Entró, preguntó, lo eligió, lo pagó y se lo llevó. Bueno, pero no en ese momento. No obstante, las casualidades de la vida permitirían tenerlo esa misma tarde, sobre las cinco. Perfecto, pensó, justo después de la siesta. ¿Y la banqueta? Por supuesto. La banqueta también, haciendo juego, claro está. Venía incluida en la oferta.

Como no podría ser de otra manera, el espacio en su casa había sido reservado desde hacía tiempo sin necesidad alguna de eliminar ningún mueble, más allá de mover alguna silla. Esperó ansiosamente y, a las 16.50, escuchó el timbre. Ya había llegado.

El olor a nuevo inundó sus fosas nasales. La imagen de los embalajes y demás protecciones, quedando al margen, significaba que el instrumento estaba dispuesto a ser tocado. No fueron más de quince minutos la instalación y de treinta más la perfecta afinación (la tecnología ayuda mucho para ahorrar tiempo) aunque realmente ya venía bien programado, pero, como ya se sabe, en los rigores del transporte, alguna cuerda podría haberse destensado levemente.

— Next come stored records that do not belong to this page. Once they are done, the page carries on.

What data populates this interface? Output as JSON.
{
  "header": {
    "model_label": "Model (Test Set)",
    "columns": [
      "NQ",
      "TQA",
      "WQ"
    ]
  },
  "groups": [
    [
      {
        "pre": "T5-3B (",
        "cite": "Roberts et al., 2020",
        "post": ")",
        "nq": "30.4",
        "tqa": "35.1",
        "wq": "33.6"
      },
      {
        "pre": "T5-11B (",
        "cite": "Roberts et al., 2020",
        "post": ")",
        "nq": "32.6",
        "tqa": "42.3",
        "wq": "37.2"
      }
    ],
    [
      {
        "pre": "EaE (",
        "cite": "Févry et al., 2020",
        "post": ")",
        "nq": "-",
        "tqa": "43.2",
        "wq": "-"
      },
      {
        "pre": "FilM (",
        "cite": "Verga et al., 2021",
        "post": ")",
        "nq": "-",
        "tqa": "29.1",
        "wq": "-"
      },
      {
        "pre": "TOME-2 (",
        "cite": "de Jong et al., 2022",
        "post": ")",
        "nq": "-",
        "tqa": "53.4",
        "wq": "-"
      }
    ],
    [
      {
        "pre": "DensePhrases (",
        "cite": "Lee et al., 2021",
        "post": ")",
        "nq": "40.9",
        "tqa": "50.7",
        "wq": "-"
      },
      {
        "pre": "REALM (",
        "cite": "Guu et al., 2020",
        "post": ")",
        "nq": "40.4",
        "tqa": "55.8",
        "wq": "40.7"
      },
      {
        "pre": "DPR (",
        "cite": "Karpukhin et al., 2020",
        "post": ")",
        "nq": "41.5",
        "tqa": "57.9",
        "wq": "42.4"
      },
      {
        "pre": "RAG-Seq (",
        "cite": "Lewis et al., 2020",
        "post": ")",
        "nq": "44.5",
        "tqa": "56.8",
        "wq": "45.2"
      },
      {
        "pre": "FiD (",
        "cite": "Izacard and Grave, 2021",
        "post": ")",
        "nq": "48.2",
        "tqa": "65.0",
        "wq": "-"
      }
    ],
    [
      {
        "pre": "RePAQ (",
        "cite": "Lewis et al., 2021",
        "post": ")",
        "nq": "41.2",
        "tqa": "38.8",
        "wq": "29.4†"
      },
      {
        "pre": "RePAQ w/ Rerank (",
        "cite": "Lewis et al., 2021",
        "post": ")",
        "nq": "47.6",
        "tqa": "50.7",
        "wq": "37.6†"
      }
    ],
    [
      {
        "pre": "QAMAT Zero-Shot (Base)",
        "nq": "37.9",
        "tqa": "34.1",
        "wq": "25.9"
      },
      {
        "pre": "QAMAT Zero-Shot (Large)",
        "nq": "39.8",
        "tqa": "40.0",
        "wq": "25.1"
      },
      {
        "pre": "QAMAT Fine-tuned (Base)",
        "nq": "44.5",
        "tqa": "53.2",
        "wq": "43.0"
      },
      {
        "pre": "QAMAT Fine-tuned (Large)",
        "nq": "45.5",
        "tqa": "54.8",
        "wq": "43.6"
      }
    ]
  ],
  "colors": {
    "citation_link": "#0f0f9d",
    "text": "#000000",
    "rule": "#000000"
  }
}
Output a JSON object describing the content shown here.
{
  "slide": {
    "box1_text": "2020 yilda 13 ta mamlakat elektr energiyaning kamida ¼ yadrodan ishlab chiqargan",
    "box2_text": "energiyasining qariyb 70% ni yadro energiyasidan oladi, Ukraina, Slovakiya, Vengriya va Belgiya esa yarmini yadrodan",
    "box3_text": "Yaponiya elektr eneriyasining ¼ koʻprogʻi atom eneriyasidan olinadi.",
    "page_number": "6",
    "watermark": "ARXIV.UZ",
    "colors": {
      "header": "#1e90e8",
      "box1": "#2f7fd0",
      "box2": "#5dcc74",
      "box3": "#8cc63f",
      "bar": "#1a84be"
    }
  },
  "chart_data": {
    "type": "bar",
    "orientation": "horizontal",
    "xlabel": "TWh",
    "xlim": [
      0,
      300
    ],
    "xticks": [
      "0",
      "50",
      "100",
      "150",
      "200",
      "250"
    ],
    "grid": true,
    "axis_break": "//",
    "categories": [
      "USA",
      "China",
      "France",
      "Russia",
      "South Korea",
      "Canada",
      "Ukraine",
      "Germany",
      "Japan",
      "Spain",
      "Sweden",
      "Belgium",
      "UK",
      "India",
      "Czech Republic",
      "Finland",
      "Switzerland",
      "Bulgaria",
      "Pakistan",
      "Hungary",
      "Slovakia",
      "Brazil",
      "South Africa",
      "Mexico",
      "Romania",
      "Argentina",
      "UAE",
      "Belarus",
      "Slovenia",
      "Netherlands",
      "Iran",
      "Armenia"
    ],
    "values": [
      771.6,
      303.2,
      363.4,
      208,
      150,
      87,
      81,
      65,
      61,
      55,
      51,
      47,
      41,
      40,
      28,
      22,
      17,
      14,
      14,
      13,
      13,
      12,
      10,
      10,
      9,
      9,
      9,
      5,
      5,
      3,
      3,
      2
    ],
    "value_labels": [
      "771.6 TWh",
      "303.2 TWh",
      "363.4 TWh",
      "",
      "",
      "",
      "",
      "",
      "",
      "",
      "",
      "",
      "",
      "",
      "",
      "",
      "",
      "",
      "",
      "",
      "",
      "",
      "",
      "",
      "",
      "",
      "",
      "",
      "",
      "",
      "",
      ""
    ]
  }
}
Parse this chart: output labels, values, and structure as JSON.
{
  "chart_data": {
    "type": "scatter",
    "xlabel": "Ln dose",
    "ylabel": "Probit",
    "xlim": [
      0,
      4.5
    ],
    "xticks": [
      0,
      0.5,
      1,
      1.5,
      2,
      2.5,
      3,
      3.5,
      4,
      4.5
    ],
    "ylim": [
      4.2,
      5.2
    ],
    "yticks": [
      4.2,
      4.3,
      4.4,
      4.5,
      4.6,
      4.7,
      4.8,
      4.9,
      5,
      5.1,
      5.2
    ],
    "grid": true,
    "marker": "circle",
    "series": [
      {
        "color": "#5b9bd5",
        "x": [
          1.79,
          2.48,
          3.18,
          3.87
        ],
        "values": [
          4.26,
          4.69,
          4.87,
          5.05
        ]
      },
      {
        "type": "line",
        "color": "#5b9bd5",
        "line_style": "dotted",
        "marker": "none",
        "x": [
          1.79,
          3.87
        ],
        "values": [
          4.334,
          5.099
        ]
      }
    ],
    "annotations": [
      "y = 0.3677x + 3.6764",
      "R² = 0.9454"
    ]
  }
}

Una vez finalizado todo el proceso, dio una generosa propina al personal transportista e instalador tras firmar la correspondiente factura de entrega. Dijo adiós y se quedó solo frente al piano. Se sentó en la banqueta tras haberla regulado en altura. Levantó la tapa. Acarició las teclas y pulsó una de ellas. Magia. Emoción. Pero quería más. Tecla a tecla sonaba a principiante y él se consideraba un experto. Abrió sus manos y extendió sus dedos disponiéndose a tocar algún acorde y ocurrió... Sonó a juguete viejo. Había tanta distorsión en el sonido que molestaba a cualquier frecuencia por muy inaudible que pudiera parecer. Lo siguió intentando y nada. Aquello sonaba mal. Muy mal.

Se levantó de la banqueta, buscó el número de teléfono de la tienda y llamó. Menuda bronca. La persona que lo atendió le pidió calma y prometió que esa misma tarde volverían a pasar por su casa para comprobar la mercancía porque, sin desmerecer sus palabras, le parecían increíbles. No tardaron más de diez minutos en volver. Otra vez el timbre. Explicaciones y aspavientos. En esto, el personal se sentó frente al piano y ejecutó una brillante melodía. ¿Qué había pasado? ¿Por qué suena ahora tan bien? El propietario solicitó sentarse y, al ejecutar las notas, desastre... sonaba a atropello. A estridencia.

Pero ¿sabe usted tocar? ¿Ha aprendido en algún sitio? Le preguntaron. ¿Tocar? ¿Yo? Creía que sí porque ¿era necesario aprender? Contestó. Se miraron. Miraron la colección infinita de música y habían entendido que en ese lugar había mucha voluntad y horas de audición, pero poco conocimiento, siendo condición necesaria, pero no suficiente. Así que, moraleja: solo teniendo un piano no hace que te conviertas en pianista.